I’ve fallen in love with Earth.
“People protect what they love.”
Jacques-Yves Cousteau
The trip where I connected people to Earth
It sounds ridiculous now but it took two weeks in Africa for me to connect people with Earth. By this I mean that I had never stopped to think about how reliant we are on the planet and our ecology, not until a very special walk up a hill…
We walked up the red dirt path with the heat pouring down and a towering volcano watching over us. She was the mother of the soil that had nourished this small village in Rwanda for years.
The children ran alongside us and when we reached the top of the hill a secret garden revealed itself to us. Our guide beamed with pride as he stood in front of his fat cabbages.

I was with a group of volunteers of the Goboka Rwanda Trust and we were at one of many community projects we’d visited over the past two weeks. As I listened to this proud gardener explain how this piece of land (donated by the charity) provided his village with food and income the connection between people and earth seeped into me. This piece of land provided stability. It provided peace.
The trip changed my life. When I got back to England I looked at everything I consumed very differently. The stories behind the clothes I wore and the food I ate screamed out at me. With every purchase they got louder and louder. I continued going to work but moved back in with my parents to save up, quietly knowing that I needed a big change, but not knowing what.
A year later I was accepted as a team leader with Raleigh International and after a few months of training sessions I was on my way to Nepal in January 2018. We prepared in Kathmandu before starting our projects in rural villages across the country.
The trip where I connected to nature

Our team lived in the remote village of Archale in the foothills of the Himalayas for two months.

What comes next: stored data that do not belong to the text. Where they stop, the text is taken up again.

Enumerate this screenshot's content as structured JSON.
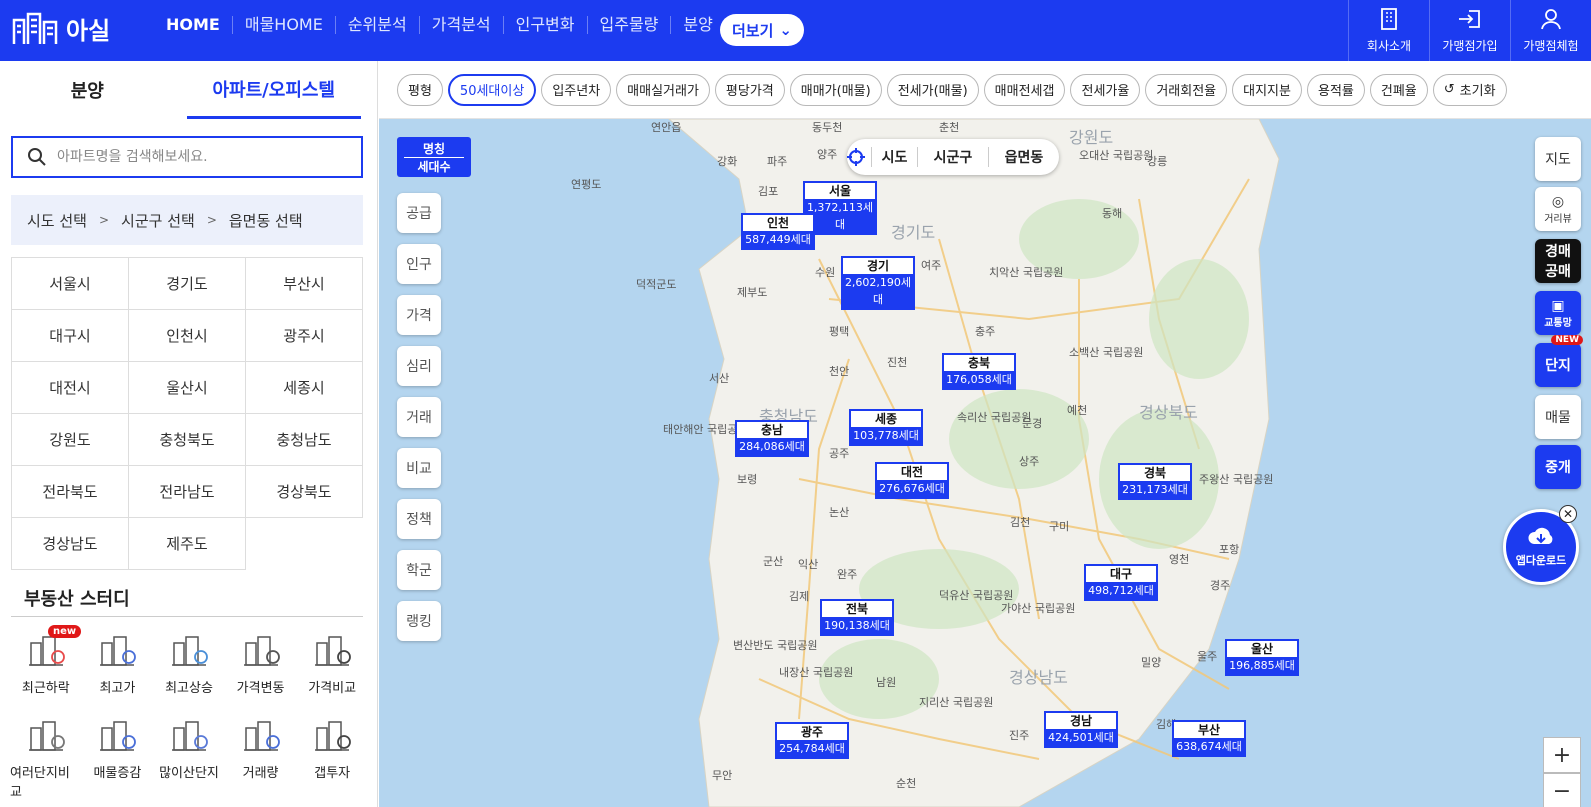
{
  "app": {
    "logo_text": "아실",
    "nav": [
      "HOME",
      "매물HOME",
      "순위분석",
      "가격분석",
      "인구변화",
      "입주물량",
      "분양"
    ],
    "more_label": "더보기",
    "top_right": [
      {
        "label": "회사소개",
        "icon": "building-icon"
      },
      {
        "label": "가맹점가입",
        "icon": "signin-icon"
      },
      {
        "label": "가맹점체험",
        "icon": "user-icon"
      }
    ]
  },
  "left": {
    "tabs": [
      "분양",
      "아파트/오피스텔"
    ],
    "active_tab": "아파트/오피스텔",
    "search_placeholder": "아파트명을 검색해보세요.",
    "breadcrumb": [
      "시도 선택",
      ">",
      "시군구 선택",
      ">",
      "읍면동 선택"
    ],
    "regions": [
      "서울시",
      "경기도",
      "부산시",
      "대구시",
      "인천시",
      "광주시",
      "대전시",
      "울산시",
      "세종시",
      "강원도",
      "충청북도",
      "충청남도",
      "전라북도",
      "전라남도",
      "경상북도",
      "경상남도",
      "제주도"
    ],
    "study_title": "부동산 스터디",
    "study_items": [
      {
        "label": "최근하락",
        "badge": "new"
      },
      {
        "label": "최고가"
      },
      {
        "label": "최고상승"
      },
      {
        "label": "가격변동"
      },
      {
        "label": "가격비교"
      },
      {
        "label": "여러단지비교"
      },
      {
        "label": "매물증감"
      },
      {
        "label": "많이산단지"
      },
      {
        "label": "거래량"
      },
      {
        "label": "갭투자"
      }
    ]
  },
  "filters": [
    "평형",
    "50세대이상",
    "입주년차",
    "매매실거래가",
    "평당가격",
    "매매가(매물)",
    "전세가(매물)",
    "매매전세갭",
    "전세가율",
    "거래회전율",
    "대지지분",
    "용적률",
    "건폐율"
  ],
  "active_filter": "50세대이상",
  "reset_label": "초기화",
  "map": {
    "name_toggle": [
      "명칭",
      "세대수"
    ],
    "side_buttons": [
      "공급",
      "인구",
      "가격",
      "심리",
      "거래",
      "비교",
      "정책",
      "학군",
      "랭킹"
    ],
    "level_selector": [
      "시도",
      "시군구",
      "읍면동"
    ],
    "right_buttons": [
      "지도",
      "거리뷰",
      "경매\n공매",
      "교통망",
      "단지",
      "매물",
      "중개"
    ],
    "right_new_badge": "NEW",
    "app_download": "앱다운로드",
    "markers": [
      {
        "name": "서울",
        "count": "1,372,113세대"
      },
      {
        "name": "인천",
        "count": "587,449세대"
      },
      {
        "name": "경기",
        "count": "2,602,190세대"
      },
      {
        "name": "충북",
        "count": "176,058세대"
      },
      {
        "name": "세종",
        "count": "103,778세대"
      },
      {
        "name": "충남",
        "count": "284,086세대"
      },
      {
        "name": "대전",
        "count": "276,676세대"
      },
      {
        "name": "경북",
        "count": "231,173세대"
      },
      {
        "name": "대구",
        "count": "498,712세대"
      },
      {
        "name": "전북",
        "count": "190,138세대"
      },
      {
        "name": "울산",
        "count": "196,885세대"
      },
      {
        "name": "경남",
        "count": "424,501세대"
      },
      {
        "name": "부산",
        "count": "638,674세대"
      },
      {
        "name": "광주",
        "count": "254,784세대"
      }
    ],
    "places": [
      "연안읍",
      "동두천",
      "춘천",
      "강화",
      "파주",
      "양주",
      "강릉",
      "연평도",
      "김포",
      "동해",
      "덕적군도",
      "제부도",
      "수원",
      "여주",
      "치악산 국립공원",
      "평택",
      "충주",
      "서산",
      "천안",
      "진천",
      "소백산 국립공원",
      "예천",
      "태안해안 국립공원",
      "속리산 국립공원",
      "문경",
      "보령",
      "공주",
      "상주",
      "논산",
      "김천",
      "구미",
      "영천",
      "포항",
      "군산",
      "익산",
      "완주",
      "김제",
      "덕유산 국립공원",
      "가야산 국립공원",
      "경주",
      "변산반도 국립공원",
      "밀양",
      "울주",
      "내장산 국립공원",
      "남원",
      "지리산 국립공원",
      "진주",
      "김해",
      "무안",
      "순천",
      "오대산 국립공원",
      "주왕산 국립공원"
    ],
    "region_labels": [
      "경기도",
      "충청남도",
      "경상북도",
      "경상남도",
      "강원도"
    ]
  }
}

We stayed with a local family, slept in their house, ate their food and occasionally danced with them by the fire.
Every day I woke up with the sun at 6am before going to dig with the community. Towering mountains watched over me. Every kind of consumerism had left my life. There was rarely electricity, no road and no shops. I’d even managed to drop my phone down the loo so didn’t have a camera between me and reality either.

It was just me, the people and the land. My office-moulded body ached from the physical labour but I was more spiritually and physically alive than I had ever been.
When I got back to England I was in culture shock for a long time. I’d been living out of a rucksack for three months and became familiar with the small amount of possessions I really needed. The choices in the supermarket felt overwhelming, they still do.
Finding balance and changing career

Living with nature had bought me a sense of peace and balance that I wanted to keep. I allowed myself time to think, read, learn and step outside of the digital career I’d had for ten years. I was completely lost but I knew that’s exactly where I needed to be.
Nine months later in January 2019, during a conversation about how lost I was, a term I’d never heard before landed on my lap – permaculture. It was the map I needed to navigate through everything I’d experienced and believed in.
Permaculture is about earth care, people care and fair share. I realised soon into studying this that taking care of our land is what I wanted to do, in a very practical way. I wanted to be outside, I wanted to understand nature, and I wanted to teach people about its magic so that we all want to protect and regenerate it.